Sorority by Genevieve Sly Crane, $17, Amazon

Throughout the multivoice narrative, Sorority peers into the lives, minds, and hearts of incredibly complex women that readers won't be able to stop thinking about. Without pulling any punches, Crane dives headfirst into the dark waters that is Greek life, never shying away from showing the deviant side of sisterhood, the sting of betrayal, the pressures from co-eds, or the temptation of drugs and alcohol. The effect not only creates a compulsively readable book, but a compelling examination of female friendship and the unsteady transition from girl to woman.

By turns wickedly humorous and deeply haunting, Sorority isn't a whodunit, but Crane's prose turns it into something of a addictive page-turner. The writing throughout the book is beautiful and darkly enchanting, but the strongest and most unforgettable chapters are those from Deidre's point of view.

In describing the mental preparation that goes into getting ready for her job as a naked sushi model, Deidre takes readers into the darkest, most complex corners of her mind. As not only Margot's sorority sister, but also her roommate and her lover, Deidre struggles particularly hard with her death and the guilt it makes her feel. Her chapters, which include unflinching descriptions of her pain and heartache, are among the most lyrical and the most profound.

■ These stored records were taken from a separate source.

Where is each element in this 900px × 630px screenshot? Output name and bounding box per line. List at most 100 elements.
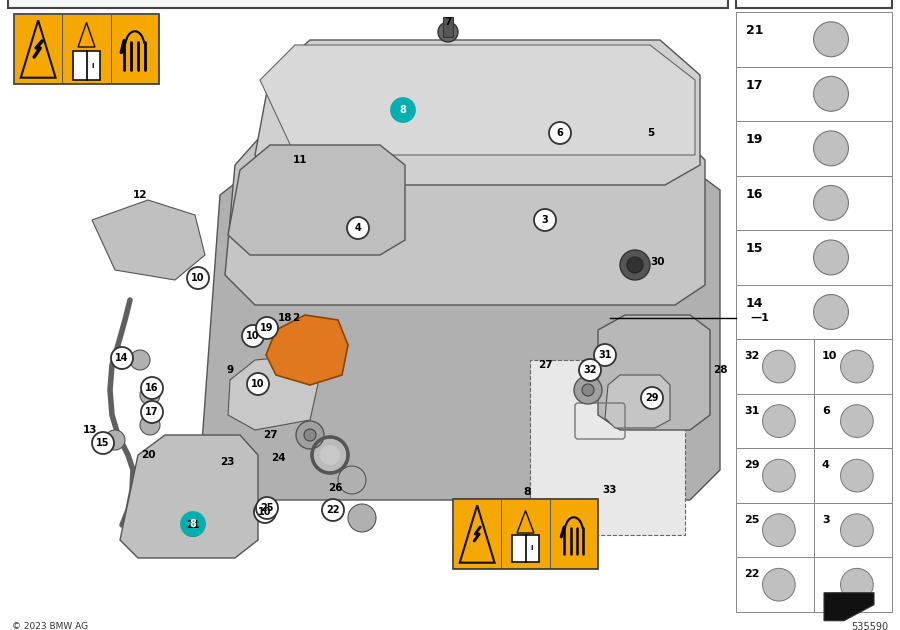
Bar xyxy=(736,285,892,340)
Bar xyxy=(14,14,159,84)
Text: 19: 19 xyxy=(260,323,274,333)
Circle shape xyxy=(841,459,873,492)
Circle shape xyxy=(814,131,849,166)
Text: 15: 15 xyxy=(96,438,110,448)
Polygon shape xyxy=(200,160,720,500)
Text: 11: 11 xyxy=(292,155,307,165)
Text: 2: 2 xyxy=(292,313,300,323)
Text: 28: 28 xyxy=(713,365,727,375)
Text: 4: 4 xyxy=(355,223,362,233)
Text: 9: 9 xyxy=(227,365,234,375)
Polygon shape xyxy=(92,200,205,280)
Text: 33: 33 xyxy=(603,485,617,495)
Circle shape xyxy=(304,429,316,441)
Circle shape xyxy=(312,437,348,473)
Text: 17: 17 xyxy=(145,407,158,417)
Circle shape xyxy=(641,387,663,409)
Text: 25: 25 xyxy=(260,503,274,513)
Bar xyxy=(501,499,550,569)
Circle shape xyxy=(256,317,278,339)
Circle shape xyxy=(841,568,873,601)
Text: 14: 14 xyxy=(746,297,763,310)
Bar xyxy=(736,67,892,121)
Text: 14: 14 xyxy=(115,353,129,363)
Circle shape xyxy=(762,350,796,383)
Circle shape xyxy=(338,466,366,494)
Circle shape xyxy=(141,401,163,423)
Bar xyxy=(814,394,892,449)
Polygon shape xyxy=(120,435,258,558)
Text: 21: 21 xyxy=(186,520,200,530)
Text: 21: 21 xyxy=(746,24,763,37)
Text: 32: 32 xyxy=(744,352,760,361)
Bar xyxy=(736,230,892,285)
Bar xyxy=(530,360,685,535)
Text: 3: 3 xyxy=(542,215,548,225)
Circle shape xyxy=(627,257,643,273)
Text: 8: 8 xyxy=(190,519,196,529)
Text: 10: 10 xyxy=(191,273,205,283)
Circle shape xyxy=(579,359,601,381)
Text: 10: 10 xyxy=(251,379,265,389)
Bar xyxy=(736,449,814,503)
Text: 18: 18 xyxy=(278,313,293,323)
Circle shape xyxy=(549,122,571,144)
Text: 26: 26 xyxy=(328,483,342,493)
Circle shape xyxy=(111,347,133,369)
Circle shape xyxy=(814,295,849,329)
Text: i: i xyxy=(530,546,533,551)
Text: 8: 8 xyxy=(523,487,531,497)
Bar xyxy=(550,499,598,569)
Circle shape xyxy=(242,325,264,347)
Text: 29: 29 xyxy=(645,393,659,403)
Circle shape xyxy=(620,250,650,280)
Text: 25: 25 xyxy=(744,515,760,525)
Text: 7: 7 xyxy=(445,17,452,27)
Bar xyxy=(736,0,892,8)
Circle shape xyxy=(841,514,873,547)
Text: 535590: 535590 xyxy=(850,622,888,630)
Circle shape xyxy=(347,217,369,239)
Bar xyxy=(736,394,814,449)
Circle shape xyxy=(762,514,796,547)
Circle shape xyxy=(130,350,150,370)
Polygon shape xyxy=(21,20,56,77)
Bar xyxy=(453,499,598,569)
Text: 32: 32 xyxy=(583,365,597,375)
Bar xyxy=(736,176,892,230)
Polygon shape xyxy=(266,315,348,385)
Polygon shape xyxy=(255,40,700,185)
Text: 16: 16 xyxy=(746,188,763,200)
Text: 6: 6 xyxy=(556,128,563,138)
Circle shape xyxy=(814,76,849,112)
Text: 3: 3 xyxy=(822,515,830,525)
Circle shape xyxy=(841,404,873,437)
Text: 17: 17 xyxy=(746,79,763,91)
Circle shape xyxy=(582,384,594,396)
Circle shape xyxy=(254,501,276,523)
Bar xyxy=(736,503,814,558)
Bar xyxy=(814,558,892,612)
Text: 10: 10 xyxy=(247,331,260,341)
Polygon shape xyxy=(228,355,320,430)
Circle shape xyxy=(762,459,796,492)
FancyBboxPatch shape xyxy=(512,535,539,561)
Text: © 2023 BMW AG: © 2023 BMW AG xyxy=(12,622,88,630)
Text: 22: 22 xyxy=(744,570,760,580)
Polygon shape xyxy=(260,45,695,155)
Text: 4: 4 xyxy=(822,461,830,471)
Circle shape xyxy=(92,432,114,454)
Polygon shape xyxy=(824,593,874,621)
Text: 29: 29 xyxy=(744,461,760,471)
Polygon shape xyxy=(517,510,534,533)
Text: i: i xyxy=(91,63,94,69)
Text: 20: 20 xyxy=(140,450,155,460)
Bar xyxy=(111,14,159,84)
Text: 12: 12 xyxy=(133,190,148,200)
Text: 31: 31 xyxy=(744,406,760,416)
Circle shape xyxy=(814,240,849,275)
Polygon shape xyxy=(228,145,405,255)
Text: 19: 19 xyxy=(746,133,763,146)
Circle shape xyxy=(814,185,849,220)
FancyBboxPatch shape xyxy=(73,51,100,81)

"I've been looking for her. Not that I believe in reincarnation, not logically. Not that I'm religious. But surely, out of six billion, her print may be identical in someone else's palm. It is also not completely impossible to discover her in another person, another object. Unlikely, but not impossible," she says in one chapter. In another, she puts it more bluntly but no less beautifully. "She did not seem dead. She seemed taken. She seemed transfigured."

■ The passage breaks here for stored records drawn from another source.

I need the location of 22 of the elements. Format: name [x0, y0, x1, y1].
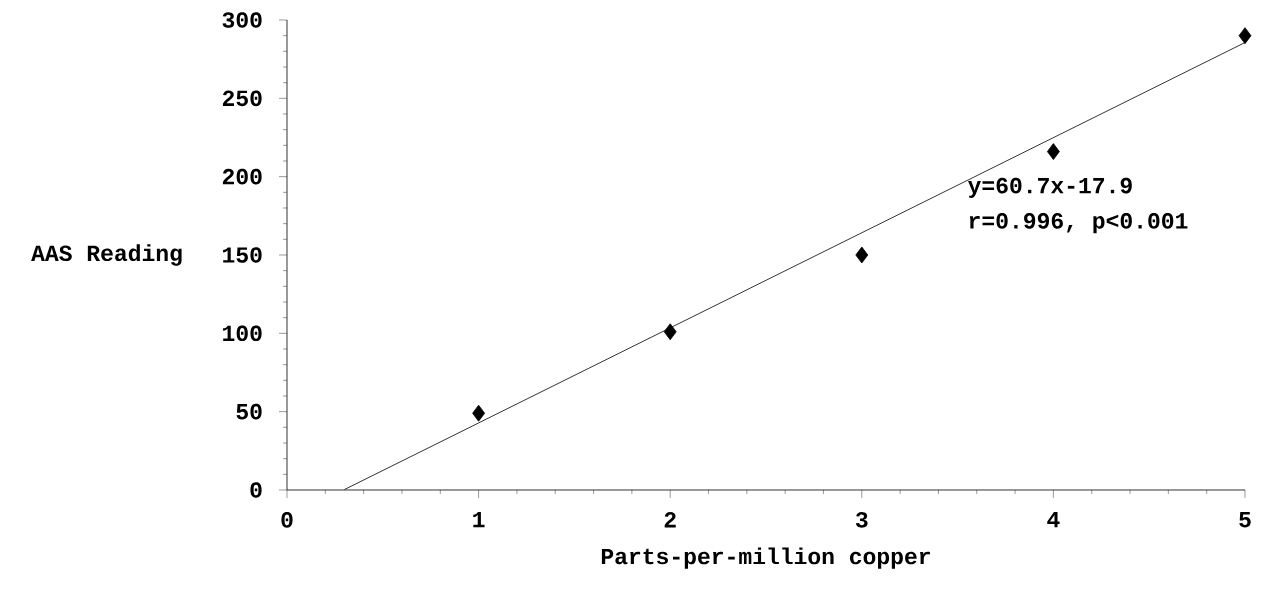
y-axis-title: AAS Reading — [31, 244, 182, 266]
x-axis-title: Parts-per-million copper — [601, 547, 930, 569]
point — [855, 246, 869, 264]
annotation: y=60.7x-17.9 — [968, 177, 1132, 198]
y-tick-label: 50 — [236, 403, 262, 420]
point — [663, 323, 677, 341]
y-tick-label: 100 — [223, 325, 262, 342]
annotation: r=0.996, p<0.001 — [969, 213, 1188, 234]
y-tick-label: 300 — [222, 12, 262, 28]
y-tick-label: 150 — [223, 247, 262, 263]
y-tick-label: 200 — [222, 168, 262, 185]
point — [1238, 27, 1252, 45]
x-tick-label: 3 — [855, 512, 868, 528]
x-tick-label: 1 — [473, 512, 485, 528]
x-tick-label: 4 — [1047, 512, 1060, 528]
y-tick-label: 0 — [250, 482, 262, 498]
point — [1047, 143, 1060, 160]
x-tick-label: 2 — [664, 512, 676, 528]
x-tick-label: 5 — [1239, 512, 1251, 528]
y-tick-label: 250 — [222, 90, 262, 107]
x-tick-label: 0 — [281, 512, 293, 528]
point — [472, 404, 485, 422]
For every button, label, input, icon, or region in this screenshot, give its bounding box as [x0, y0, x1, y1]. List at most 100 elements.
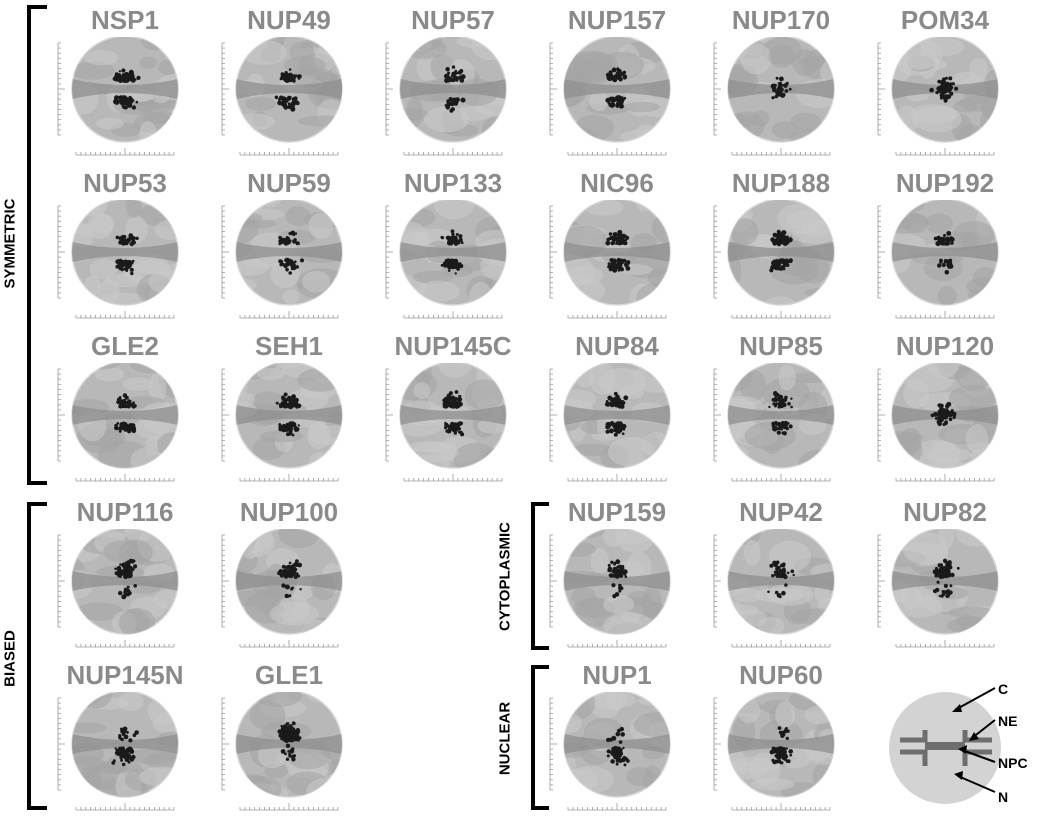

In one of the most moving scenes, Deidre describes her attempts to cope with trauma and preserve her memories of Margot:

"I wrote it down, all of it, how she looked before: the black hair, the brown eyes, how she wore too many green shirts and not enough yellow, which was her color, how she was mean and spiteful and funny and tender. How she looked when I found her. I wrote it down and made it mine and then turned the page backward. I was a flipbook story. Over and over I brought her back and killed her, trying to find an answer in the syntax, trying to find a way to give her a better ending.
But not every memory could be transcribed. The sneaky ones were insidious, especially if I was unfocused or drowsy, and soon they were misshapen so that in one we were smoking on the patio in winter and in another we were standing in the stairwell in red initiation robes and in others I couldn't see her hands anymore, or her eyes, and in this one she was raking with me, the air suspended in orange, the geese lazy and roosting, and the trees floated overhead, trunkless, like clouds. We stuffed piles into bags like thieves in a heist, stealing our own landscape, and she stared at me in the strange orange of my memory, telling me to wave at the man in the window, a fully realized person, an unfinished ghost."

Sorority has everything you would expect from a book with its name — pledge hazing and nasty nicknames , creepy traditions and secret rituals, eating disorders and mental breakdowns, binge drinking and rampant drug use, campus sexual assault and a tragic death of a sister — but Crane's book it is so much more than that. It's a deft and thoughtful look at the dangerous journey girl to woman, one fraught with heartbreak, tragedy, and trauma.

When you come to the end of Sorority you will not find a happy ending, or really, any concrete ending at all. What will find, though, is the sudden urge to dive in and read it all over again, because stories like these get under your skin and never quite leave you alone again.